Associated with the designer Claire McCardell, this type of elasticized belt reached the height of its popularity in 1952. McCardell’s designs often included an adjustable belt that allowed the wearer some ability to individualize her garment. This was accomplished through adjustable self-fabric ties or by pairing her dresses with belts such as the one seen here. The silhouette created by the cinch belt is a nod to Dior’s New Look, which dictated a defined waist and hourglass figure. For some women, wearing a cinch belt would create a similar shape, while eliminating at least some of the rigid undergarments used to create the silhouette.

89.10.1 back view

By 1952, the “slim-line” or “stringbean silhouette” was becoming fashionable.
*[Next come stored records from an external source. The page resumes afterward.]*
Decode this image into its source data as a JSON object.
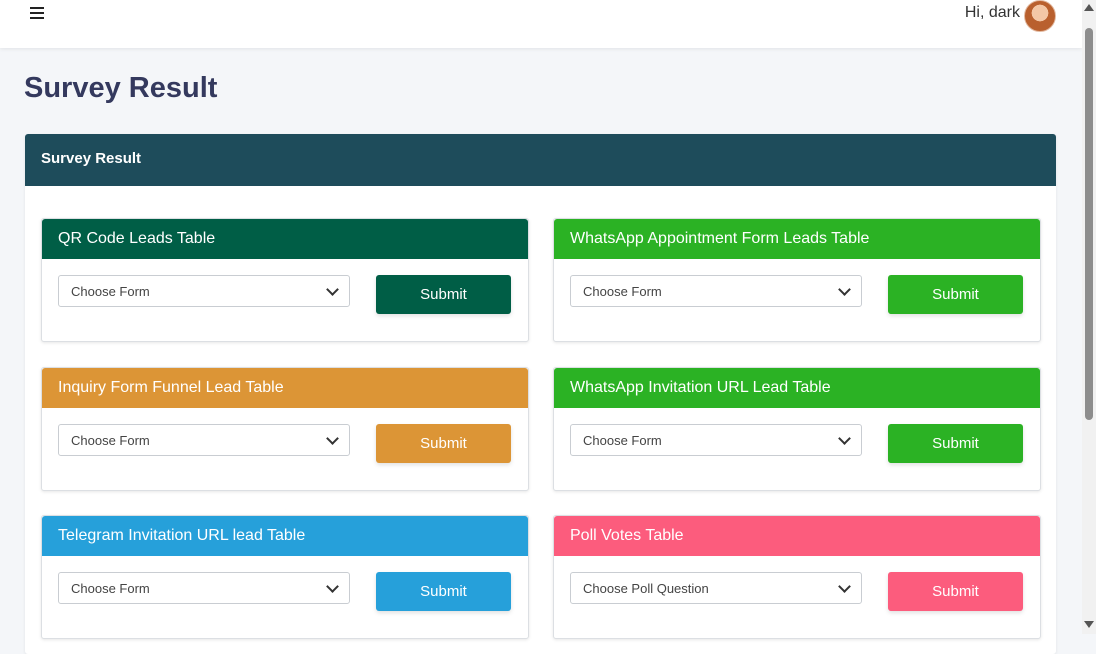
{
  "header": {
    "greeting": "Hi, dark"
  },
  "page": {
    "title": "Survey Result"
  },
  "main_card": {
    "title": "Survey Result"
  },
  "cards": [
    {
      "title": "QR Code Leads Table",
      "select_value": "Choose Form",
      "button_label": "Submit",
      "color": "#005e46"
    },
    {
      "title": "WhatsApp Appointment Form Leads Table",
      "select_value": "Choose Form",
      "button_label": "Submit",
      "color": "#2bb224"
    },
    {
      "title": "Inquiry Form Funnel Lead Table",
      "select_value": "Choose Form",
      "button_label": "Submit",
      "color": "#dc9536"
    },
    {
      "title": "WhatsApp Invitation URL Lead Table",
      "select_value": "Choose Form",
      "button_label": "Submit",
      "color": "#2bb224"
    },
    {
      "title": "Telegram Invitation URL lead Table",
      "select_value": "Choose Form",
      "button_label": "Submit",
      "color": "#26a0da"
    },
    {
      "title": "Poll Votes Table",
      "select_value": "Choose Poll Question",
      "button_label": "Submit",
      "color": "#fc5c7d"
    }
  ]
}
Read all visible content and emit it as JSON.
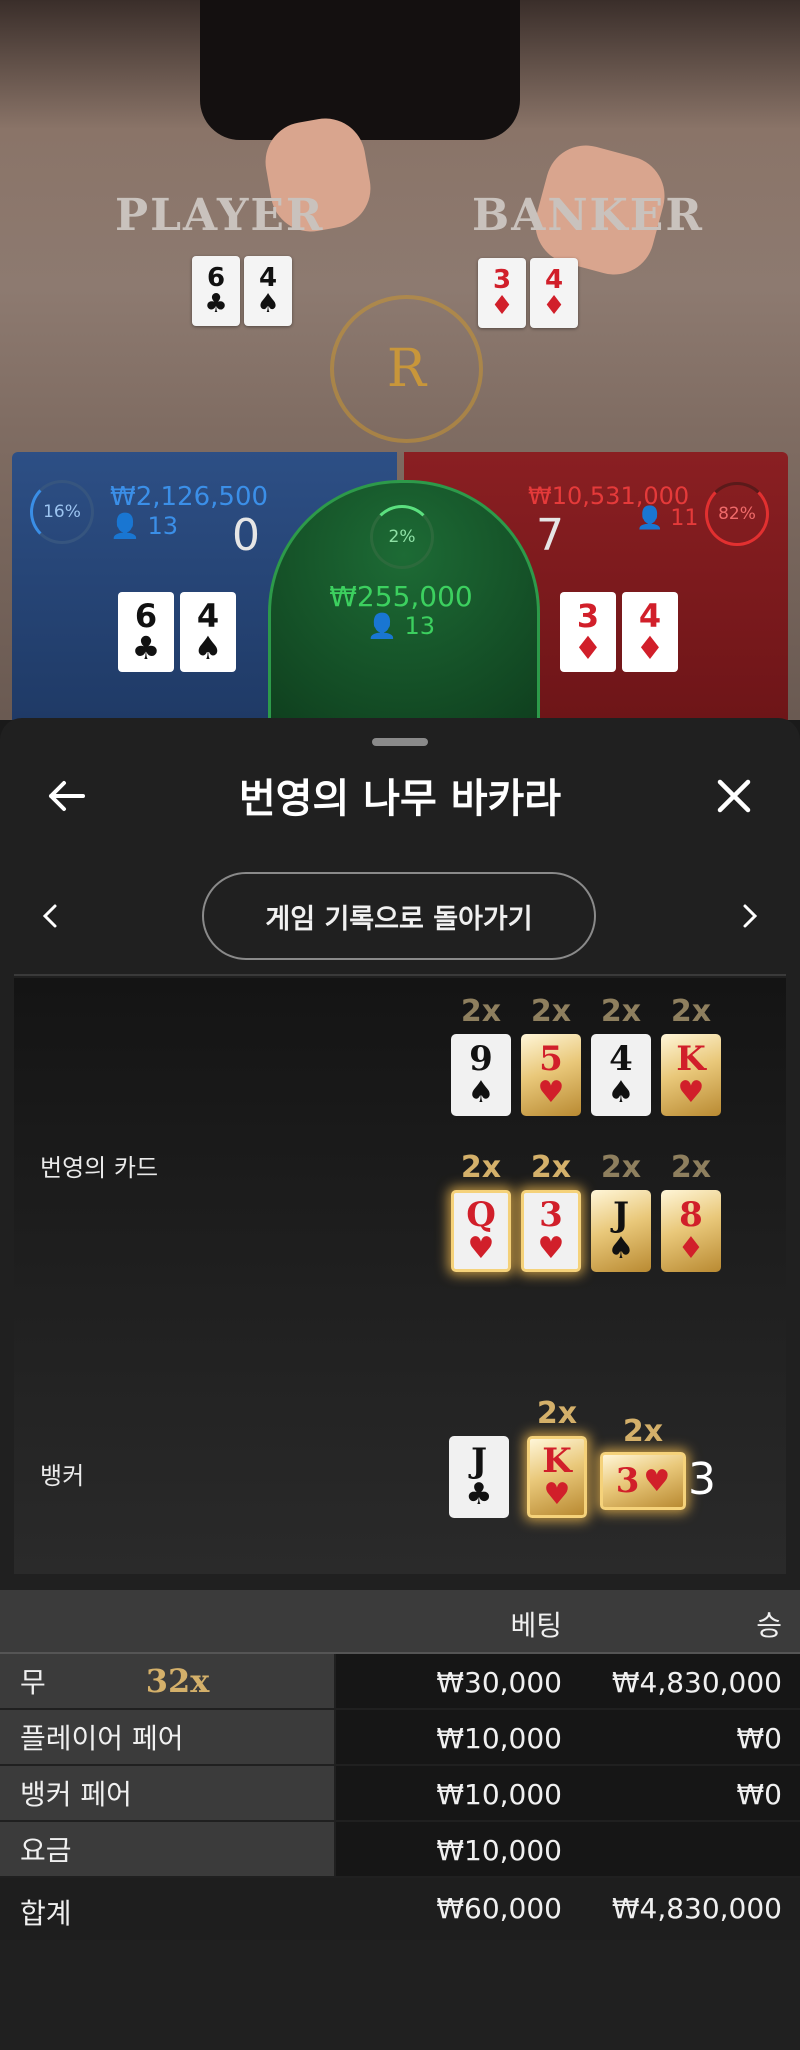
{
  "video": {
    "player_text": "PLAYER",
    "banker_text": "BANKER",
    "logo_letter": "R",
    "player_cards": [
      {
        "rank": "6",
        "suit": "♣"
      },
      {
        "rank": "4",
        "suit": "♠"
      }
    ],
    "banker_cards": [
      {
        "rank": "3",
        "suit": "♦"
      },
      {
        "rank": "4",
        "suit": "♦"
      }
    ]
  },
  "bets": {
    "player": {
      "percent": "16%",
      "amount": "₩2,126,500",
      "count": "13",
      "score": "0",
      "cards": [
        {
          "rank": "6",
          "suit": "♣"
        },
        {
          "rank": "4",
          "suit": "♠"
        }
      ]
    },
    "tie": {
      "percent": "2%",
      "amount": "₩255,000",
      "count": "13"
    },
    "banker": {
      "percent": "82%",
      "amount": "₩10,531,000",
      "count": "11",
      "score": "7",
      "cards": [
        {
          "rank": "3",
          "suit": "♦"
        },
        {
          "rank": "4",
          "suit": "♦"
        }
      ]
    }
  },
  "sheet": {
    "title": "번영의 나무 바카라",
    "back_icon": "arrow-left-icon",
    "close_icon": "close-icon",
    "history_button": "게임 기록으로 돌아가기",
    "prev_icon": "chevron-left-icon",
    "next_icon": "chevron-right-icon"
  },
  "prosperity": {
    "label": "번영의 카드",
    "rows": [
      [
        {
          "mult": "2x",
          "active": false,
          "rank": "9",
          "suit": "♠",
          "color": "black",
          "style": "plain"
        },
        {
          "mult": "2x",
          "active": false,
          "rank": "5",
          "suit": "♥",
          "color": "red",
          "style": "gold"
        },
        {
          "mult": "2x",
          "active": false,
          "rank": "4",
          "suit": "♠",
          "color": "black",
          "style": "plain"
        },
        {
          "mult": "2x",
          "active": false,
          "rank": "K",
          "suit": "♥",
          "color": "red",
          "style": "gold"
        }
      ],
      [
        {
          "mult": "2x",
          "active": true,
          "rank": "Q",
          "suit": "♥",
          "color": "red",
          "style": "plain"
        },
        {
          "mult": "2x",
          "active": true,
          "rank": "3",
          "suit": "♥",
          "color": "red",
          "style": "plain"
        },
        {
          "mult": "2x",
          "active": false,
          "rank": "J",
          "suit": "♠",
          "color": "black",
          "style": "gold"
        },
        {
          "mult": "2x",
          "active": false,
          "rank": "8",
          "suit": "♦",
          "color": "red",
          "style": "gold"
        }
      ]
    ]
  },
  "banker_hand": {
    "label": "뱅커",
    "cards": [
      {
        "mult": "",
        "rank": "J",
        "suit": "♣",
        "color": "black",
        "style": "plain"
      },
      {
        "mult": "2x",
        "rank": "K",
        "suit": "♥",
        "color": "red",
        "style": "gold"
      },
      {
        "mult": "2x",
        "rank": "3",
        "suit": "♥",
        "color": "red",
        "style": "gold"
      }
    ],
    "score": "3"
  },
  "results": {
    "headers": {
      "bet": "베팅",
      "win": "승"
    },
    "rows": [
      {
        "label": "무",
        "multiplier": "32x",
        "bet": "₩30,000",
        "win": "₩4,830,000"
      },
      {
        "label": "플레이어 페어",
        "multiplier": "",
        "bet": "₩10,000",
        "win": "₩0"
      },
      {
        "label": "뱅커 페어",
        "multiplier": "",
        "bet": "₩10,000",
        "win": "₩0"
      },
      {
        "label": "요금",
        "multiplier": "",
        "bet": "₩10,000",
        "win": ""
      }
    ],
    "total": {
      "label": "합계",
      "bet": "₩60,000",
      "win": "₩4,830,000"
    }
  }
}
Instead of lauding the hourglass silhouette, the fashion press encouraged women to “cast a shadow of ever narrowing line.”1 Though still fitted and dependent on structured undergarments, the stringbean silhouette was intended to suggest more of the actual body underneath the garments. This gradual streamlining would eventually lead to the complete disappearance of the waist in the late 1960s. If you’re thinking of the late 1960s shift dress, you’re on the right track. You can look forward to seeing some 1960s garments featured on our blog in the next few weeks. In the meantime, keep your eye open for contemporary cinch belts, as you’ll see them both on the street and at many retailers.

1 Hayes, Evelyn. “The Line Narrows Down for Fall.” The Washington Post 10 Aug. 1952: S3.